Para este líder juvenil, a paz de que o Chefe de Estado, Filipe Nyusi, os membros do seu Governo e correligionários falam, sem entanto torná-la real, “não é monopólio de ninguém”. Por isso, não deve ser privatizada. Num outro diapasão, Salomão Muchanga considerou que é um contrassenso que as partes em conversações na capital do país, e/ou que aqueles que até enchem a boca a falar de uma paz inexistente “apertem as mãos e rasguem sorrisos”, enquanto nos distritos as suas lideranças proferem discursos de ódio” profundo e as suas forças militares “enterram a juventude, a quem chamam futuro da nação”.
Direitos cada vez mais empobrecidos
Num outro desenvolvimento, o presidente do PJ, que falava quarta-feira (24) em Maputo, disse que não importa a proveniência/simpatia político-partidária de cada pessoa, se “a nossa prioridade é a paz, a inclusão política e a estabilidade económico-social”, é preciso que cada um vá marchar e mostrar a sua repulsão relativamente à situação do país.
Muchanga instou o povo a fazer-se à rua, de forma ordeira, ciente das vidas já perdidas por causa da guerra, a pensar nas crianças e nos jovens fora da escola”, no metical cada vez mais enfraquecido, porque o dinheiro foi supostamente canalizado para a “compra de material bélico”. E recordemos de que “temos os direitos dos cidadãos cada vez mais empobrecidos, enquanto os políticos e os filhos de políticos obesos conduzem os últimos audi’s e mercedes”.
Levantem-se!...
Por sua vez, Alice Mabota, presidente da Liga dos Direitos Humanos (LDH), que em Junho último esteve envolvida numa outra caminhada igualmente pouco concorrida, que visava exprimir a insatisfação do citadinos com a crise política e económica e falta de segurança, convidou os moçambicanos a perderem o medo da Polícia que, na sua óptica, pode impedir que as pessoas marchar livremente.
“Vamos mostrar a nossa indignação” e passar a mensagem de que “a vida está difícil.
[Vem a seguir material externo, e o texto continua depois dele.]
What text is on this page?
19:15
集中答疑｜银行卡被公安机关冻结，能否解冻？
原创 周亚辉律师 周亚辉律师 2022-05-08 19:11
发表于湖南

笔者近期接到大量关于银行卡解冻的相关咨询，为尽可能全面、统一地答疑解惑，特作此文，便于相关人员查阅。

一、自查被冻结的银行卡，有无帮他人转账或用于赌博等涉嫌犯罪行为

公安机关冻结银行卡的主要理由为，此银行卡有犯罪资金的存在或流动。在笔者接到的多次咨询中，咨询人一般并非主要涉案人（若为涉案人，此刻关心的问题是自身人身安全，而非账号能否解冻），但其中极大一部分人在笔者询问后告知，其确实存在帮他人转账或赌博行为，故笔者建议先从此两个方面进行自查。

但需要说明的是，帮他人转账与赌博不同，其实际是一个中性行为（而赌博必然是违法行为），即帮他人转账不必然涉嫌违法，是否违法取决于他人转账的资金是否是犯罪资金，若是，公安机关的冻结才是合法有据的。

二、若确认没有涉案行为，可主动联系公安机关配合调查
Em Tete, o quilo de açúcar custa 85 meticais. Isto deve-se à guerra e às dívidas [ocultas]”, disse ela.
De acordo com a dirigente daquela agremiação, hoje, as coisas parecem estar no caminho certo, porque “estamos nas cidades”, mas quando a situação difícil a que o país está mergulhado começar a ter impacto restritivo “nos nossos bolsos, vamos sentir que é necessário alguém levantar-se”, para, de acordo com Salomão Muchanga, dizer: “parem com a guerra, o povo já não aguenta”.
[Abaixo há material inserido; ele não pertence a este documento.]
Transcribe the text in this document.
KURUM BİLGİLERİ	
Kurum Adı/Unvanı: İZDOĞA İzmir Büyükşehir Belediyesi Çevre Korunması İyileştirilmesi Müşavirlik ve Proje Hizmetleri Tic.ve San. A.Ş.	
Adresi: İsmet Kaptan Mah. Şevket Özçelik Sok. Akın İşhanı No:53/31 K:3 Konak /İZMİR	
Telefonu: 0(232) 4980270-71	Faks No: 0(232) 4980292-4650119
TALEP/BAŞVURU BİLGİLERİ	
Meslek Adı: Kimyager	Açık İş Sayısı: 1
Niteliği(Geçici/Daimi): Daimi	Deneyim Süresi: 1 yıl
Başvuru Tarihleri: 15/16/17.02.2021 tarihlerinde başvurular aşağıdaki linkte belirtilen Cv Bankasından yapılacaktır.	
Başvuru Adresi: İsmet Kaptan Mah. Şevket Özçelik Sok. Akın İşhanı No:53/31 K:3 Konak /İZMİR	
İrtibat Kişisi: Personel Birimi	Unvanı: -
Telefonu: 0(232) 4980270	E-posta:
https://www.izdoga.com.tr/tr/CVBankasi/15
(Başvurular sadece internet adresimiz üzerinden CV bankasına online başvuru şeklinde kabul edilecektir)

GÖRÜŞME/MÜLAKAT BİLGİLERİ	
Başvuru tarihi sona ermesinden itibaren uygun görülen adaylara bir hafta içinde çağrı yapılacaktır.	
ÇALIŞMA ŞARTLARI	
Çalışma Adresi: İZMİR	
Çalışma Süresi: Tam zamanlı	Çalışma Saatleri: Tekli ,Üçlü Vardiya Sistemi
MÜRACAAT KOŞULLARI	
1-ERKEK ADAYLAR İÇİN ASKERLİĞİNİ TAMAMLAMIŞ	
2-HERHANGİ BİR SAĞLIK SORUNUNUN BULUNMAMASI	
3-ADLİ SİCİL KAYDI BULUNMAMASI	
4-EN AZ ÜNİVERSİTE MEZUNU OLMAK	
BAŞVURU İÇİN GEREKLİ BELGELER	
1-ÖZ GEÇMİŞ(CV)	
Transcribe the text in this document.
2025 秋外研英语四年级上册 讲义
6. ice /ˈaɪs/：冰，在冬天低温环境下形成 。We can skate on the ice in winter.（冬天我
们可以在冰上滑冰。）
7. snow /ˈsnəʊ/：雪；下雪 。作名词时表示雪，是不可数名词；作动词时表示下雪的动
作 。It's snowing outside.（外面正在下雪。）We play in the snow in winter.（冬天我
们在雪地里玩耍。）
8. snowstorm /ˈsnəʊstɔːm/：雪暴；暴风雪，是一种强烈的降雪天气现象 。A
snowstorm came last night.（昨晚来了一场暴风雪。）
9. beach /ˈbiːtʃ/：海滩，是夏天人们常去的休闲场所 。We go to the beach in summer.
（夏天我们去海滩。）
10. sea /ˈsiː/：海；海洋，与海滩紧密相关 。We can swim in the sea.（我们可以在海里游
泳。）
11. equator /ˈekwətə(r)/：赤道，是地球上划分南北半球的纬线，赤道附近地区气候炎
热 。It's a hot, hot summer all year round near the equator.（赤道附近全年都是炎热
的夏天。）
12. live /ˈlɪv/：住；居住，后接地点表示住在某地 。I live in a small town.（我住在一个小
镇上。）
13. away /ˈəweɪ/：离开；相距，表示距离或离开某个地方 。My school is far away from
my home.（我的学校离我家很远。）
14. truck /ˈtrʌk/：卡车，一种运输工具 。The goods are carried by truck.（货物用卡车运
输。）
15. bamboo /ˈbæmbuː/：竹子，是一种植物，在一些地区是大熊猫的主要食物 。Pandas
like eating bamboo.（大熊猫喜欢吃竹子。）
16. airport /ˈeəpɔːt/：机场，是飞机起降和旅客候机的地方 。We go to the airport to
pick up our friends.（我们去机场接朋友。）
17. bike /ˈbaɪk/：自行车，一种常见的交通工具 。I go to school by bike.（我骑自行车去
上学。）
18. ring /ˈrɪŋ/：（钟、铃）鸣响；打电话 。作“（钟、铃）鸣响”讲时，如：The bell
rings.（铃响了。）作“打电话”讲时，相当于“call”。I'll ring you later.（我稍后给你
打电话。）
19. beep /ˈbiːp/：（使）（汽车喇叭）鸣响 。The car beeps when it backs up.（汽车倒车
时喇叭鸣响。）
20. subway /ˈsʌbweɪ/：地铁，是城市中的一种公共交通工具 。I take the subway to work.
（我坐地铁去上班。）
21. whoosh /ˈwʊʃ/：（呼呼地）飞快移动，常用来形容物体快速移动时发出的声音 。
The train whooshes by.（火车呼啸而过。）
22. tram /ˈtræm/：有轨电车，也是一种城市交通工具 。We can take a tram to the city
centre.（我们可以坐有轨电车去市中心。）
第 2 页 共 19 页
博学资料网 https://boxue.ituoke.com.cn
Num outro desenvolvimento, Alice Mabota disse que é inútil achar que as pessoas que vão à manifestação pacífica este sábado podem representar a todo povo, sem cada um estar lá para mostrar a sua indignação com a forma como Moçambique é conduzido. “Não fazendo a marcha, chegará o dia em que vai parecer tudo normal” e as camadas desfavorecidas irão “sentir o preço da guerra e da dívida” pública, rematou Alice.